Climate change a “national security challenge” that COP21 must address, says former US Secretary of Defense

Ilario D'Amato
Reading time: 5 minutes
2 December 2015

PARIS: Climate change is “another national security challenge” and the climate agreement in Paris must address this threat, says Chuck Hagel, former US Secretary of Defense, in an interview with Time today.

When he was sitting in the Senate almost 20 years ago, Chuck Hagel drafted a resolution calling the US to support international agreements on reducing greenhouse gas emissions, with the condition that every country should commit to this challenge and that the US economy wouldn’t be seriously harmed.

“Today, I believe that a Paris agreement could meet these conditions, laying out a path that is more realistic, effective and economically sound, and that would help catalyze a new global energy economy,” says Chuck Hagel. The interview was published during COP21, where political leaders are aiming to bend the curve of global emissions and spur a secure low carbon economy.

The former US Secretary of Defense is also one of the signatories of a bipartisan statement from Democrats and Republicans, calling to assess and tackle the risk climate change poses for the US Army.

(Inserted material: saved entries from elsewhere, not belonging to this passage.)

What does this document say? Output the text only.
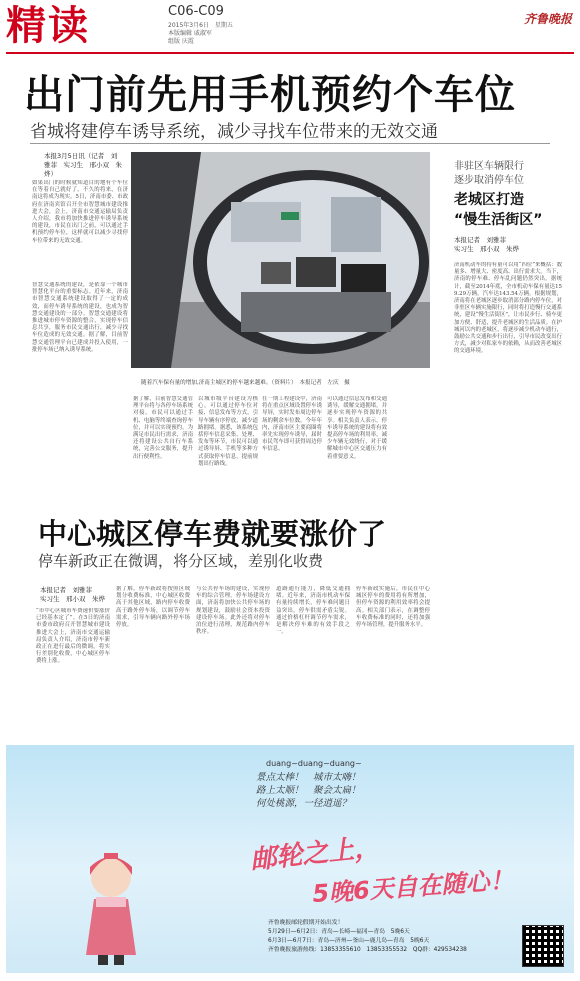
精读	C06-C09
2015年3月6日　星期五
本版编辑 戚淑军
组版 庆霞
齐鲁晚报
出门前先用手机预约个车位
省城将建停车诱导系统，减少寻找车位带来的无效交通
本报3月5日讯（记者　刘
雅菲　实习生　邢小双　朱
烨）
如果出门的时候就知道目的地有个车位在等着自己就好了。不久的将来，在济南这将成为现实。5日，济南市委、市政府在济南宾馆召开全市智慧城市建设推进大会，会上，济南市交通运输局负责人介绍，我市将加快推进停车诱导系统的建设，市民在出门之前，可以通过手机预约停车位，这样就可以减少寻找停车位带来的无效交通。
智慧交通系统的建设，是依靠一个城市智慧化平台的重要标志。近年来，济南市智慧交通系统建设取得了一定的成效，而停车诱导系统的建设，也成为智慧交通建设的一部分。智慧交通建设将推进城市停车资源的整合，实现停车信息共享，服务市民交通出行，减少寻找车位造成的无效交通。据了解，目前智慧交通管理平台已建成并投入使用，一批停车场已纳入诱导系统。
随着汽车保有量的增加,济南主城区的停车越来越难。（资料片）　本报记者　左庆　摄
据了解，目前智慧交通管理平台将与各停车场系统对接，市民可以通过手机、电脑等终端查询停车位，并可以实现预约。为满足市民出行需求，济南还将建设公共自行车系统，完善公交服务，提升出行便利性。
以城市级平台建设为核心，可以通过停车位对接、信息发布等方式，引导车辆有序停放，减少道路拥堵。据悉，该系统包括停车信息采集、处理、发布等环节，市民可以通过诱导屏、手机等多种方式获取停车信息，提前规划出行路线。
在一期工程建设中，济南将在重点区域设置停车诱导屏，实时发布周边停车场的剩余车位数。今年年内，济南市区主要商圈将率先实现停车诱导，届时市民驾车即可获得周边停车信息。
可以通过信息发布和交通诱导，缓解交通拥堵，并逐步实现停车资源的共享。相关负责人表示，停车诱导系统的建设将有效提高停车场的利用率，减少车辆无效绕行，对于缓解城市中心区交通压力有着重要意义。
非驻区车辆限行
逐步取消停车位
老城区打造
“慢生活街区”
本报记者　刘雅菲
实习生　邢小双　朱烨
济南机动车的持有量可以用“四位”来概括：数量多、增量大、密度高、出行需求大。当下，济南的停车难、停车乱问题仍然突出。据统计，截至2014年底，全市机动车保有量达159.29万辆，汽车达143.54万辆。根据规划，济南将在老城区逐步取消部分路内停车位，对非驻区车辆实施限行，同时将打造慢行交通系统，建设“慢生活街区”，让市民步行、骑车更加方便、舒适，提升老城区的生活品质。在护城河以内的老城区，将逐步减少机动车通行，鼓励公共交通和步行出行，引导市民改变出行方式，减少对私家车的依赖，从而改善老城区的交通环境。
中心城区停车费就要涨价了
停车新政正在微调，将分区域，差别化收费
本报记者　刘雅菲
实习生　邢小双　朱烨
“市中心区城市车费速价要涨价已经基本定了”。在5日的济南市委市政府召开智慧城市建设推进大会上，济南市交通运输局负责人介绍，济南市停车新政正在进行最后的微调，将实行差别化收费，中心城区停车费将上涨。
据了解，停车新政将按照区域划分收费标准，中心城区收费高于其他区域，路内停车收费高于路外停车场，以调节停车需求，引导车辆向路外停车场停放。
与公共停车场的建设，实现停车的综合管理。停车场建设方面，济南将加快公共停车场的规划建设，鼓励社会资本投资建设停车场。此外还将对停车泊位进行清理，规范路内停车秩序。
道路通行能力，降低交通拥堵。近年来，济南市机动车保有量持续增长，停车难问题日益突出，停车供需矛盾尖锐。通过价格杠杆调节停车需求，是解决停车难的有效手段之一。
停车新政实施后，市民在中心城区停车的费用将有所增加，但停车资源的利用效率将会提高。相关部门表示，在调整停车收费标准的同时，还将加强停车场管理，提升服务水平。
duang~duang~duang~
景点太棒！　城市太嗨！
路上太顺！　聚会太扁！
何处桃源，一径逍遥？
邮轮之上，
5晚6天自在随心！
齐鲁晚报邮轮假期开始出发！
5月29日—6月2日：青岛—长崎—福冈—青岛　5晚6天
6月3日—6月7日：青岛—济州—釜山—鹿儿岛—青岛　5晚6天
齐鲁晚报旅游热线：13853355610　13853355532　QQ群：429534238
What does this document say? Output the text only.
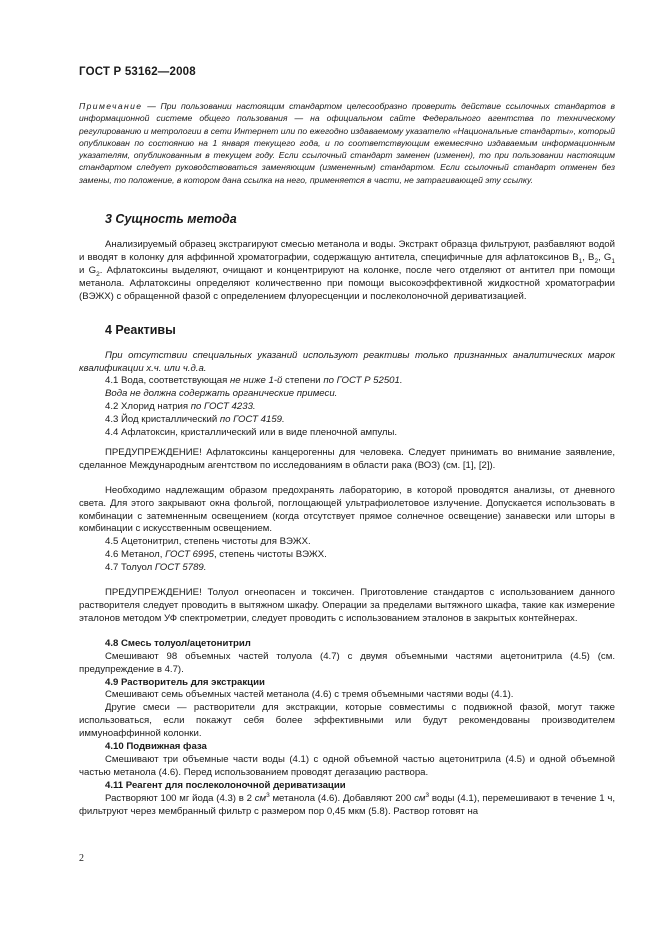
ГОСТ Р 53162—2008
Примечание — При пользовании настоящим стандартом целесообразно проверить действие ссылочных стандартов в информационной системе общего пользования — на официальном сайте Федерального агентства по техническому регулированию и метрологии в сети Интернет или по ежегодно издаваемому указателю «Национальные стандарты», который опубликован по состоянию на 1 января текущего года, и по соответствующим ежемесячно издаваемым информационным указателям, опубликованным в текущем году. Если ссылочный стандарт заменен (изменен), то при пользовании настоящим стандартом следует руководствоваться заменяющим (измененным) стандартом. Если ссылочный стандарт отменен без замены, то положение, в котором дана ссылка на него, применяется в части, не затрагивающей эту ссылку.
3 Сущность метода

Анализируемый образец экстрагируют смесью метанола и воды. Экстракт образца фильтруют, разбавляют водой и вводят в колонку для аффинной хроматографии, содержащую антитела, специфичные для афлатоксинов $B_1$, $B_2$, $G_1$ и $G_2$. Афлатоксины выделяют, очищают и концентрируют на колонке, после чего отделяют от антител при помощи метанола. Афлатоксины определяют количественно при помощи высокоэффективной жидкостной хроматографии (ВЭЖХ) с обращенной фазой с определением флуоресценции и послеколоночной дериватизацией.

4 Реактивы

При отсутствии специальных указаний используют реактивы только признанных аналитических марок квалификации х.ч. или ч.д.а.

4.1 Вода, соответствующая не ниже 1-й степени по ГОСТ Р 52501.

Вода не должна содержать органические примеси.

4.2 Хлорид натрия по ГОСТ 4233.

4.3 Йод кристаллический по ГОСТ 4159.

4.4 Афлатоксин, кристаллический или в виде пленочной ампулы.

ПРЕДУПРЕЖДЕНИЕ! Афлатоксины канцерогенны для человека. Следует принимать во внимание заявление, сделанное Международным агентством по исследованиям в области рака (ВОЗ) (см. [1], [2]).

Необходимо надлежащим образом предохранять лабораторию, в которой проводятся анализы, от дневного света. Для этого закрывают окна фольгой, поглощающей ультрафиолетовое излучение. Допускается использовать в комбинации с затемненным освещением (когда отсутствует прямое солнечное освещение) занавески или шторы в комбинации с искусственным освещением.

4.5 Ацетонитрил, степень чистоты для ВЭЖХ.

4.6 Метанол, ГОСТ 6995, степень чистоты ВЭЖХ.

4.7 Толуол ГОСТ 5789.

ПРЕДУПРЕЖДЕНИЕ! Толуол огнеопасен и токсичен. Приготовление стандартов с использованием данного растворителя следует проводить в вытяжном шкафу. Операции за пределами вытяжного шкафа, такие как измерение эталонов методом УФ спектрометрии, следует проводить с использованием эталонов в закрытых контейнерах.

4.8 Смесь толуол/ацетонитрил

Смешивают 98 объемных частей толуола (4.7) с двумя объемными частями ацетонитрила (4.5) (см. предупреждение в 4.7).

4.9 Растворитель для экстракции

Смешивают семь объемных частей метанола (4.6) с тремя объемными частями воды (4.1).

Другие смеси — растворители для экстракции, которые совместимы с подвижной фазой, могут также использоваться, если покажут себя более эффективными или будут рекомендованы производителем иммуноаффинной колонки.

4.10 Подвижная фаза

Смешивают три объемные части воды (4.1) с одной объемной частью ацетонитрила (4.5) и одной объемной частью метанола (4.6). Перед использованием проводят дегазацию раствора.

4.11 Реагент для послеколоночной дериватизации

Растворяют 100 мг йода (4.3) в 2 $см^3$ метанола (4.6). Добавляют 200 $см^3$ воды (4.1), перемешивают в течение 1 ч, фильтруют через мембранный фильтр с размером пор 0,45 мкм (5.8). Раствор готовят на

2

In 2013, the Department of Defense announced a roadmap to adapt to climate change, calling all countries to overcome their national boundaries and come together to tackle an issue that is intrinsically global.

Brigadier General Stephen Cheney, USMC (Ret.), CEO of the American Security Project, relayed a similar message to Chuck Hagel in an exclusive Climate TV interview for The Climate Group. “Climate change is national and global security threat we must be prepared for. Climate change in itself is not causing conflicts, but is an accelerant of instability – and we have seen this all over the world.”

Brigadier Cheney links climate change to the recent increase in terrorist activity. For example, droughts in the Middle East have further aggravated the situation with ISIS, which is “offering those youth that are unemployed, that don’t have the way to take care of their families or have anything to do, they offer money and a little bit of stability. When the same applies in providing water, food or services, when it’s not there, they can clearly take advantage of those deficiencies.”

The same issue was underscored by former Supreme Allied Commander Europe of NATO General Wesley Clark, who in a BBC World interview talked about the need to shape the political agenda with this topic.

General Clark stressed the distinct social and economic effects of climate: “First of all, the consequences of climate change are now becoming increasingly clear: there are droughts, there are floods, and there are other events which have economic consequences – and the economic consequences will be severe enough over time to destabilize governments.

“Migration is affected, so agricultural efforts are changed: food production is hampered, someone has just to look at what happened to 600,000 small farmers in Syria as a result of prolonged drought.”

Last September, opening Climate Week NYCUS Secretary of State John Kerry also underscored the global security concerns that directly threatens the world’s nations, especially the US and China. In fact, the two most economically advanced countries have the potential to share gains of almost half a trillion dollars a year, if they’re able to open up trade and investment significantly. However, he argued, climate change directly threatens this compelling bilateral growth.